A Política Morreu… Viva a Política!
Ajudar a pensar e a assumir o que se deve fazer para que a política viva, ressuscitada, seja uma política humana e humanizadora.
Dom Pedro Casaldáliga
A palavra política tornou-se um termo bem desgastado e até repudiado, rejeitado no contemporâneo. Para o senso comum falar em política significa abordar um tema desagradável, que remete a ações sujas, indignas, desonestas. Há uma clara associação entre política e corrupção. O senso comum vai além, reduzindo a política à condição de mera opinião. Ao tornar a política assunto de foro subjetivo, íntimo chega-se ao extremo de asseverar que política não é tema que valha ser discutido.

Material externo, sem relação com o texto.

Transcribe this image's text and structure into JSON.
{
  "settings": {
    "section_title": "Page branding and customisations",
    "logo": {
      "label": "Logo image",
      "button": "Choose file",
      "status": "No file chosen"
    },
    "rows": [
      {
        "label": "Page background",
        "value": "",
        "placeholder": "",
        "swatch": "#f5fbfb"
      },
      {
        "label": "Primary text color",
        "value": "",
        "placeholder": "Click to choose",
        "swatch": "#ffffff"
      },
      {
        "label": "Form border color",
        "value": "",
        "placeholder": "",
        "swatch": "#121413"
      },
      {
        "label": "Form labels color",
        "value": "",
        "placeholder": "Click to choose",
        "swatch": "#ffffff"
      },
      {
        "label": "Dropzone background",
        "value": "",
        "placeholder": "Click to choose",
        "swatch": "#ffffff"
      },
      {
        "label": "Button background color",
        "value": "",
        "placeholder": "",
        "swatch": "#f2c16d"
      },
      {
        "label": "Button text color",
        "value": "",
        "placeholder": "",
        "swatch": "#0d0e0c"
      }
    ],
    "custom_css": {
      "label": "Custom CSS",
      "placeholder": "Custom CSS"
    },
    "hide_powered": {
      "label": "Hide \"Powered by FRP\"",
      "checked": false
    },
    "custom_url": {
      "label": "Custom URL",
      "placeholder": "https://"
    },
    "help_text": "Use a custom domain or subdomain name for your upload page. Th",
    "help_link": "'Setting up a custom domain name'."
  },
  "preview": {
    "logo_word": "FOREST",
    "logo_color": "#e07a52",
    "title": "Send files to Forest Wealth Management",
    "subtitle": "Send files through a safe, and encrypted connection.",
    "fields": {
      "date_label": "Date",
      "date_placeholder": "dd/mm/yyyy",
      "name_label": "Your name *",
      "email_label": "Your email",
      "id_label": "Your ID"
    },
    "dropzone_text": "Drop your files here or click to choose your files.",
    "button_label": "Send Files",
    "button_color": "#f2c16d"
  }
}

É verdade que se deve sempre ir além das percepções do senso comum, que, via de regra, carecem de profundidade e criticidade. Mas, onde há fumaça, normalmente há fogo. Em linhas gerais, a compreensão que o senso comum articula sobre a política não deixa de ser reveladora, contemplando certa sabedoria. Assim, subjacente às concepções do senso comum, descortina-se, em primeiro aspecto, uma profunda, contundente crítica ao modo de se fazer política na atualidade. Em segundo plano, evidencia-se a necessidade de se reinventar a política, retomando seu conceito genuíno, fundamental.

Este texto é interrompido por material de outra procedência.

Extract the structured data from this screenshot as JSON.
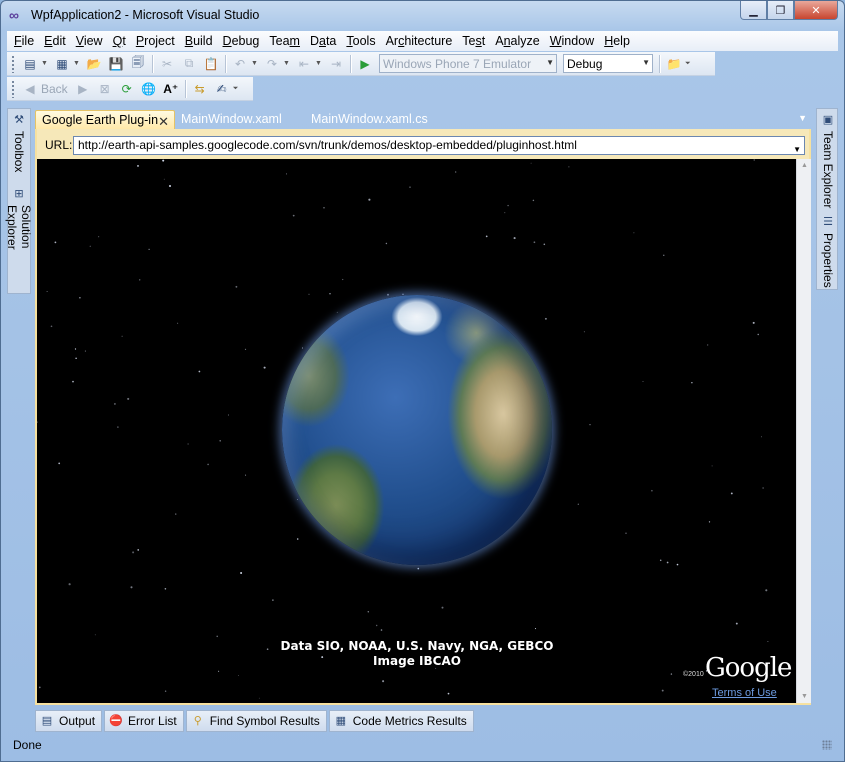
{
  "window": {
    "title": "WpfApplication2 - Microsoft Visual Studio"
  },
  "menu": [
    {
      "label": "File",
      "key": "F"
    },
    {
      "label": "Edit",
      "key": "E"
    },
    {
      "label": "View",
      "key": "V"
    },
    {
      "label": "Qt",
      "key": "Q"
    },
    {
      "label": "Project",
      "key": "P"
    },
    {
      "label": "Build",
      "key": "B"
    },
    {
      "label": "Debug",
      "key": "D"
    },
    {
      "label": "Team",
      "key": "m"
    },
    {
      "label": "Data",
      "key": "a"
    },
    {
      "label": "Tools",
      "key": "T"
    },
    {
      "label": "Architecture",
      "key": "c"
    },
    {
      "label": "Test",
      "key": "s"
    },
    {
      "label": "Analyze",
      "key": "n"
    },
    {
      "label": "Window",
      "key": "W"
    },
    {
      "label": "Help",
      "key": "H"
    }
  ],
  "toolbar": {
    "device_target": "Windows Phone 7 Emulator",
    "configuration": "Debug",
    "back_label": "Back"
  },
  "side_panels": {
    "left": [
      "Toolbox",
      "Solution Explorer"
    ],
    "right": [
      "Team Explorer",
      "Properties"
    ]
  },
  "doc_tabs": [
    {
      "label": "Google Earth Plug-in",
      "active": true
    },
    {
      "label": "MainWindow.xaml",
      "active": false
    },
    {
      "label": "MainWindow.xaml.cs",
      "active": false
    }
  ],
  "url": {
    "label": "URL:",
    "value": "http://earth-api-samples.googlecode.com/svn/trunk/demos/desktop-embedded/pluginhost.html"
  },
  "viewer": {
    "credit_line1": "Data SIO, NOAA, U.S. Navy, NGA, GEBCO",
    "credit_line2": "Image IBCAO",
    "copyright": "©2010",
    "logo": "Google",
    "terms": "Terms of Use"
  },
  "bottom_tabs": [
    {
      "label": "Output",
      "icon": "output-icon"
    },
    {
      "label": "Error List",
      "icon": "error-list-icon"
    },
    {
      "label": "Find Symbol Results",
      "icon": "find-symbol-icon"
    },
    {
      "label": "Code Metrics Results",
      "icon": "code-metrics-icon"
    }
  ],
  "status": {
    "text": "Done"
  }
}
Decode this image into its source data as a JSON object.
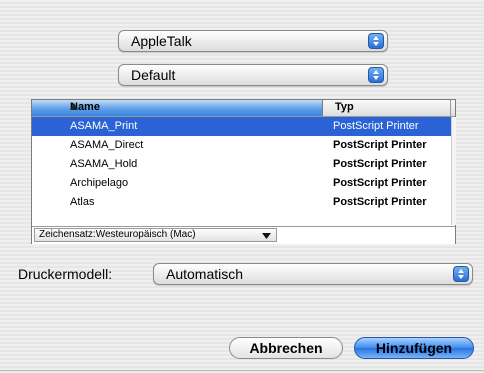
{
  "connection_popup": {
    "value": "AppleTalk"
  },
  "zone_popup": {
    "value": "Default"
  },
  "printer_list": {
    "columns": [
      "Name",
      "Typ"
    ],
    "sort_indicator": "▲",
    "rows": [
      {
        "name": "ASAMA_Print",
        "type": "PostScript Printer",
        "selected": true
      },
      {
        "name": "ASAMA_Direct",
        "type": "PostScript Printer",
        "selected": false
      },
      {
        "name": "ASAMA_Hold",
        "type": "PostScript Printer",
        "selected": false
      },
      {
        "name": "Archipelago",
        "type": "PostScript Printer",
        "selected": false
      },
      {
        "name": "Atlas",
        "type": "PostScript Printer",
        "selected": false
      }
    ],
    "encoding": "Zeichensatz:Westeuropäisch (Mac)"
  },
  "printer_model": {
    "label": "Druckermodell:",
    "value": "Automatisch"
  },
  "buttons": {
    "cancel": "Abbrechen",
    "add": "Hinzufügen"
  },
  "colors": {
    "accent": "#2b62d6",
    "default_button": "#3c8cf0",
    "header_selected": "#5e9ee8"
  },
  "icons": {
    "popup_arrows": "up-down-chevron-icon",
    "sort": "sort-ascending-icon",
    "encoding_arrow": "triangle-down-icon"
  }
}
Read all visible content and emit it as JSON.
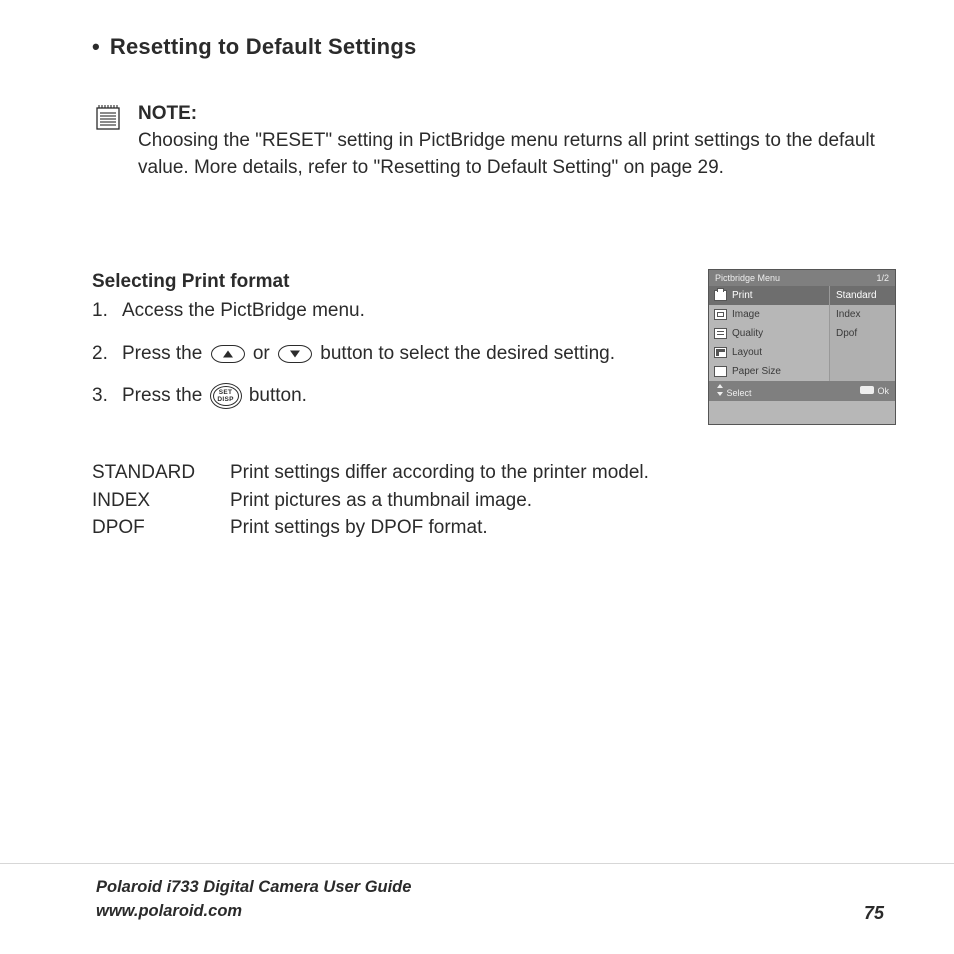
{
  "section_title": "Resetting to Default Settings",
  "note": {
    "label": "NOTE:",
    "body": "Choosing the \"RESET\" setting in PictBridge menu returns all print settings to the default value. More details, refer to \"Resetting to Default Setting\" on page 29."
  },
  "sub_section": "Selecting Print format",
  "steps": {
    "s1_num": "1.",
    "s1_txt": "Access the PictBridge menu.",
    "s2_num": "2.",
    "s2_a": "Press the ",
    "s2_mid": " or ",
    "s2_b": " button to select the desired setting.",
    "s3_num": "3.",
    "s3_a": "Press the ",
    "s3_b": " button."
  },
  "set_disp": {
    "top": "SET",
    "bot": "DISP"
  },
  "menu": {
    "title": "Pictbridge Menu",
    "page": "1/2",
    "left": [
      "Print",
      "Image",
      "Quality",
      "Layout",
      "Paper Size"
    ],
    "right": [
      "Standard",
      "Index",
      "Dpof"
    ],
    "footer_left": "Select",
    "footer_right": "Ok"
  },
  "definitions": [
    {
      "term": "STANDARD",
      "desc": "Print settings differ according to the printer model."
    },
    {
      "term": "INDEX",
      "desc": "Print pictures as a thumbnail image."
    },
    {
      "term": "DPOF",
      "desc": "Print settings by DPOF format."
    }
  ],
  "footer": {
    "guide": "Polaroid i733 Digital Camera User Guide",
    "url": "www.polaroid.com",
    "page": "75"
  }
}
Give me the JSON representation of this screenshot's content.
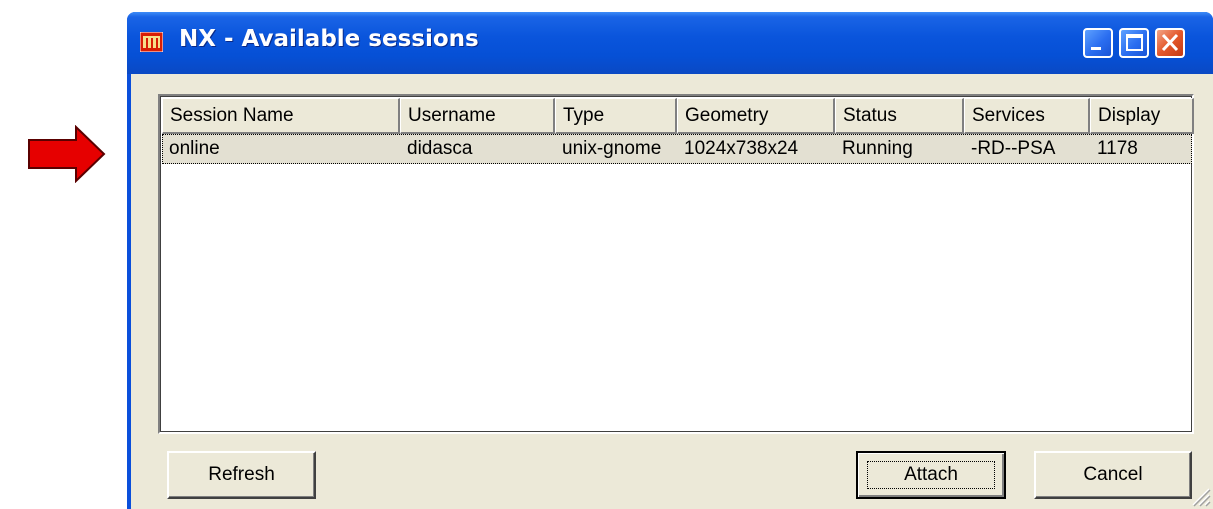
{
  "window": {
    "title": "NX - Available sessions",
    "app_icon": "nx-app-icon"
  },
  "titlebar_buttons": {
    "minimize": "minimize-icon",
    "maximize": "maximize-icon",
    "close": "close-icon"
  },
  "annotation": {
    "arrow_color": "#e60000",
    "arrow_icon": "red-arrow-right-icon"
  },
  "sessions_table": {
    "columns": [
      "Session Name",
      "Username",
      "Type",
      "Geometry",
      "Status",
      "Services",
      "Display"
    ],
    "rows": [
      {
        "session_name": "online",
        "username": "didasca",
        "type": "unix-gnome",
        "geometry": "1024x738x24",
        "status": "Running",
        "services": "-RD--PSA",
        "display": "1178"
      }
    ]
  },
  "buttons": {
    "refresh": "Refresh",
    "attach": "Attach",
    "cancel": "Cancel"
  },
  "colors": {
    "titlebar": "#0a55dc",
    "dialog_face": "#ece9d8",
    "close_button": "#e4582b"
  }
}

É preciso, contudo, indagar se o conhecimento conceitual de algo pode conduzir a reformulação de uma prática que se revela historicamente deturpada, equivocada. O fato de sabermos, de maneira clara e distinta, o significado mais profundo que se encontra por trás da palavra política carrega a força de transformar ações, atitudes que por ventura se encontrem em oposição a tal conceito? Quando um dado conceito, uma determinada ideia não se adéqua à realidade significa que o conceito tornou-se mera abstração, representação fictícia, insuficiente do real.

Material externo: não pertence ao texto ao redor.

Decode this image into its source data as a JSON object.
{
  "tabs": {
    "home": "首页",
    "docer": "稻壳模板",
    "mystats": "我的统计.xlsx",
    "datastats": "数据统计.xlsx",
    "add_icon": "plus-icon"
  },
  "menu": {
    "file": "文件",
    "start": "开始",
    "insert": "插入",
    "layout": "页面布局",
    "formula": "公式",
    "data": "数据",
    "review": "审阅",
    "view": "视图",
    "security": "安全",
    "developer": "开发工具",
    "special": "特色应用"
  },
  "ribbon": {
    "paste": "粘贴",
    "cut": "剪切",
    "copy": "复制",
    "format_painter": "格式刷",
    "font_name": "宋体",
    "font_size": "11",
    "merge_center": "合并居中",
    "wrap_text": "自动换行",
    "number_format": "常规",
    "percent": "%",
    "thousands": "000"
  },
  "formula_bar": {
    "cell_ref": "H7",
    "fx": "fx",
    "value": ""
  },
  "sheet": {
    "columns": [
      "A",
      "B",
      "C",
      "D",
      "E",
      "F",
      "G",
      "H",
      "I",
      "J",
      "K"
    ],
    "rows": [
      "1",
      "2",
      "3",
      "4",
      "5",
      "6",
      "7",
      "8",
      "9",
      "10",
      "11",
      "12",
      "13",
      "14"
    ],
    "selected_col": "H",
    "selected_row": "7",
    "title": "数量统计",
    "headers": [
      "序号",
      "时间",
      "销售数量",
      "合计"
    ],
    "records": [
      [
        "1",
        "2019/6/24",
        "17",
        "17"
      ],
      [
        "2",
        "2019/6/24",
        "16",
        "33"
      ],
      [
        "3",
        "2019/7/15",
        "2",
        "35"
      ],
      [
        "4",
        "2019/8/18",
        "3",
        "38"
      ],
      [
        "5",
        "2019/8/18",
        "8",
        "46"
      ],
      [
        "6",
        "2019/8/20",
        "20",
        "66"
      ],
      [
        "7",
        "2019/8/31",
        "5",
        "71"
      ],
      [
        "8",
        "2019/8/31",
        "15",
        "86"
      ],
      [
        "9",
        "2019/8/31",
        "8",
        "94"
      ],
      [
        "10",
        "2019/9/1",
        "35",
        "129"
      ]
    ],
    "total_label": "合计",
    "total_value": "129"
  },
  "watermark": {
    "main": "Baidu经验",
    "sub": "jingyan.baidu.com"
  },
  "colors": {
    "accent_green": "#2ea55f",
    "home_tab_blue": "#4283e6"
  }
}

São as ideias que transformam a realidade ou a realidade dada que define a maneira de pensar? Essa não deixa de ser uma questão interessante, mas já enfrentada por Karl Marx. Para o filósofo do materialismo dialético, apenas a ação revolucionária guarda a força de transformar a realidade e com ela as próprias ideias e concepções de mundo. Marx nunca nutriu, alimentou ilusões sobre a política, que, segundo ele, não passava de mera ideologia, instrumento de dominação.
Em todo caso, o movimento de resgatar o sentido conceitual de política pode ser interessante e provocador. Nem que seja apenas para evidenciar o quanto um conceito, no decurso da história, pode se tornar estéril, vazio, totalmente em descompasso com a realidade.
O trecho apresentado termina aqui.